Os estudos sobre os direitos das pessoas com deficiência não estão dissociados dos fatos históricos, reveladores que são do transcurso temporal das sociedades, seus modos de produção, estruturas sociais, formas de poder, manifestações espirituais, enfim, da produção cultural humana ao longo do tempo. Assim, antes de se fazer uma abordagem sobre a problemática das pessoas portadoras de deficiência nos dias atuais, o estágio atual da relação Exclusão/Inclusão das pessoas deficientes em um contexto de cidadania plena, faremos uma incursão histórica para melhor compreender esses indivíduos no cenário histórico de diversas civilizações. Na tentativa de compreender/conhecer quem é o deficiente, estudiosos do assunto analisaram como, historicamente, os indivíduos com deficiência têm sido considerados em diversas das formações culturais humanas, encontrando-se nessas analises uma diversidade de informações que reforçam uma tendência ainda longe de ser dissipada da sociedade atual, a predominância das atitudes de exclusão do meio social em relação às pessoas deficientes. “conforme se constata, ao longo desses vinte séculos de História, a deficiência foi tratada de forma mais ou menos excludente porque em torno delas se criaram marcas – estigmas – que definiram as atitudes do estigmatizado e do estigmatizador. Parece não haver sociedade, momento ou cultura, onde a pessoa com deficiência não tenha sido marcada pela exclusão; seja em maior ou menor grau, de uma forma ou de outra”. (SANTIAGO, Sandra Alves da Silva. Exclusão e deficiência: primeiras aproximações teóricas. In: Exclusão, inclusão e diversidade / Robert Jarry Richardson (Org.) / João Pessoa: Editora Universitária da UFPB, 2009. P. 132).

Explicando conceitos

Para melhor esclarecimento dos leitores desse texto, gostaríamos, antes de tudo, explicitar que entendimento estamos adotando para a utilização de duas expressões que serão por demais repetidas nessa abordagem histórica sobre o tratamento dispensado as pessoas com deficiência. As referidas expressões são: exclusão e pessoa com deficiência.

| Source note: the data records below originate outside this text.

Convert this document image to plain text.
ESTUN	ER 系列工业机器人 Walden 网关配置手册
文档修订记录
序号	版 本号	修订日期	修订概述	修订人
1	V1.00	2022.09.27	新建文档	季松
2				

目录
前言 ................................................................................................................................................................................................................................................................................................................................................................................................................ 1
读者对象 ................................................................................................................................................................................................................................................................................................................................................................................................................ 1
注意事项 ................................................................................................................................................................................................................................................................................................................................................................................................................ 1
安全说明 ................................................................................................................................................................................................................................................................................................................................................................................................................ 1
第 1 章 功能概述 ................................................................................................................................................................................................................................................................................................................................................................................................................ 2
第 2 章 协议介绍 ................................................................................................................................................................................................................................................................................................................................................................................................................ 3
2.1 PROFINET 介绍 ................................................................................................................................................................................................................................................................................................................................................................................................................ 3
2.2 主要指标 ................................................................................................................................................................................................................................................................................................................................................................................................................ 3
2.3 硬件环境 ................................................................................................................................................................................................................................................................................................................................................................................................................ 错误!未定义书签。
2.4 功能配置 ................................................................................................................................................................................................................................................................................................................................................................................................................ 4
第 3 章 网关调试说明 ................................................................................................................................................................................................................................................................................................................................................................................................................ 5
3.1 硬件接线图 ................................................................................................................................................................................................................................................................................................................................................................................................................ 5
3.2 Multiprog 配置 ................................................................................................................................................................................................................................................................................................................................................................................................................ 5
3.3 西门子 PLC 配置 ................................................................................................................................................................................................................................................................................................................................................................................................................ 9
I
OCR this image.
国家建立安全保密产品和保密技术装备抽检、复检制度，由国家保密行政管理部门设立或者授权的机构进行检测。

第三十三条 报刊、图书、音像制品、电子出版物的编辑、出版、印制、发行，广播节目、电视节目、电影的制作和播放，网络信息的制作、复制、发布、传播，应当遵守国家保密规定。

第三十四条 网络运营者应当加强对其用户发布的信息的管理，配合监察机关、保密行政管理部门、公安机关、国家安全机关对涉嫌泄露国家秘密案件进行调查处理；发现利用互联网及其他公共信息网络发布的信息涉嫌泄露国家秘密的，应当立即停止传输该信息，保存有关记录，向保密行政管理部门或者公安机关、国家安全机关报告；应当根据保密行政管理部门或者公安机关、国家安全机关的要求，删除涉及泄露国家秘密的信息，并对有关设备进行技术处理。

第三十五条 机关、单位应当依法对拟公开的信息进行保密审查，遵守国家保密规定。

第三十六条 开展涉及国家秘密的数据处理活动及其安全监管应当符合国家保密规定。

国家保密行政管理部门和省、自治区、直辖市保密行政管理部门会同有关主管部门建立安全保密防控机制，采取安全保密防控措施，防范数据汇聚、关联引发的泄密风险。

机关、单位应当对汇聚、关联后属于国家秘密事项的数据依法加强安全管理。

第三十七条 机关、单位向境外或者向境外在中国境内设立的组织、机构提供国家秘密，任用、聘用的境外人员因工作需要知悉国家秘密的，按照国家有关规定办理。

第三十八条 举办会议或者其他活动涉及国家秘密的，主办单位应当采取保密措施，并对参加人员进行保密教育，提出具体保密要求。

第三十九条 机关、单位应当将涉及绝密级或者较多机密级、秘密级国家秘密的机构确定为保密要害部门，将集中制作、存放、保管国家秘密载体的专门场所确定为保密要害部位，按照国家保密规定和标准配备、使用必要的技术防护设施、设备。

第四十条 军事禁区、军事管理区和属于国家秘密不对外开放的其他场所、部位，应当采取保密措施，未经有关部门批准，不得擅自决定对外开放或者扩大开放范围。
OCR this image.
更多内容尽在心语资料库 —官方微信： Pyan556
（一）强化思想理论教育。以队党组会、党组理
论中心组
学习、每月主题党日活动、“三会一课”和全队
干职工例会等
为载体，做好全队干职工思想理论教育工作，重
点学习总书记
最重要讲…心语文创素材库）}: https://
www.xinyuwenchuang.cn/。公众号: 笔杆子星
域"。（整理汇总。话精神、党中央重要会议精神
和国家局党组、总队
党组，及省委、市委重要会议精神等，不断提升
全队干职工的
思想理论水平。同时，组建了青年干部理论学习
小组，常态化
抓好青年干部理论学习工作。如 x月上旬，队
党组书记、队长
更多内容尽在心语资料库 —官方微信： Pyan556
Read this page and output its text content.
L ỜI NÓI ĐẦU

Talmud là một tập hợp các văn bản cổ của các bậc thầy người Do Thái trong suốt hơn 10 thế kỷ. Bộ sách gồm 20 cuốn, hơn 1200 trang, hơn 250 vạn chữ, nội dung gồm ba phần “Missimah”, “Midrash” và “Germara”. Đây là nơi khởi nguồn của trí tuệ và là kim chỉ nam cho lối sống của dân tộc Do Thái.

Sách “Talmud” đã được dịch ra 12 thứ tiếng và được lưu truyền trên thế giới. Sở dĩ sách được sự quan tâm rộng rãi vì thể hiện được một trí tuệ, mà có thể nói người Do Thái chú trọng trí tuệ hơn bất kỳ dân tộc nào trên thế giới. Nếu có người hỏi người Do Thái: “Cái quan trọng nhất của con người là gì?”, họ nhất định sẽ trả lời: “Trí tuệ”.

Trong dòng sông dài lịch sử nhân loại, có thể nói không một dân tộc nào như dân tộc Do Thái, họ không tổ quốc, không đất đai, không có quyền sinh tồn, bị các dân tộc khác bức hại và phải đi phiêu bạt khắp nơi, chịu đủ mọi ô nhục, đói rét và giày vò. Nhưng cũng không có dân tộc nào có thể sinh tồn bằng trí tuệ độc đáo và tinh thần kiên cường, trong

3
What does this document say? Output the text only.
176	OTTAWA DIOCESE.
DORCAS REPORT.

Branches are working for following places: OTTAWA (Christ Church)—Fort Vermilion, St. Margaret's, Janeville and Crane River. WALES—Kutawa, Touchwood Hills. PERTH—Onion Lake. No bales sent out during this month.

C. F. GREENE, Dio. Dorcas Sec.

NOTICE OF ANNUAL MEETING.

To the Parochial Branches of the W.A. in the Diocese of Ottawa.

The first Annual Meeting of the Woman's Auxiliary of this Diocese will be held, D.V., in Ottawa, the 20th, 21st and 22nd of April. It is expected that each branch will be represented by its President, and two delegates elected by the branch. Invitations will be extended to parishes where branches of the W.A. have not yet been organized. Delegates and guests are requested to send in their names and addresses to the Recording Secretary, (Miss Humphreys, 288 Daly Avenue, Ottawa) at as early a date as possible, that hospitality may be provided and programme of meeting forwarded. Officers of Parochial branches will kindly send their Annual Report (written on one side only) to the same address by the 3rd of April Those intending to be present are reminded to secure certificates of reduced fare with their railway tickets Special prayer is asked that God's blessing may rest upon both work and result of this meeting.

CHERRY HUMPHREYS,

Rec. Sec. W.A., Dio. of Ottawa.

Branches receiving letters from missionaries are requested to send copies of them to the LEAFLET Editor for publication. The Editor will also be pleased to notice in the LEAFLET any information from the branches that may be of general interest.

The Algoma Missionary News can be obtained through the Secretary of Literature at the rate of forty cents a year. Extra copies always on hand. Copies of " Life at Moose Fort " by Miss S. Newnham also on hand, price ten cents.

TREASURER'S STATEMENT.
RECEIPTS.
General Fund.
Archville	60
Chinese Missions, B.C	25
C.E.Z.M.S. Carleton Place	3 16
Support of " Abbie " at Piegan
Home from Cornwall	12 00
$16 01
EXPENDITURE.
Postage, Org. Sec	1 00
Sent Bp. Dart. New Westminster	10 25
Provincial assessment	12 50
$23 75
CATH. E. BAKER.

Nosso tratamento dado ao tema teve como base a utilização do livro “Exclusão, inclusão e diversidade”, publicado recentemente pela Editora da UFPB. No referido livro, constam 03 artigos que procuram levantar, entre outros temas, uma reflexão acerca do tratamento dispensado as pessoas com deficiência ao longo da História humana. Mais precisamente no primeiro desses artigos, “Exclusão e deficiência: primeiras aproximações teóricas” (SANTIAGO, 2009), a autora faz uma importante consideração a respeito da utilização das expressões as quais nos referimos, consideração esta com a qual concordamos.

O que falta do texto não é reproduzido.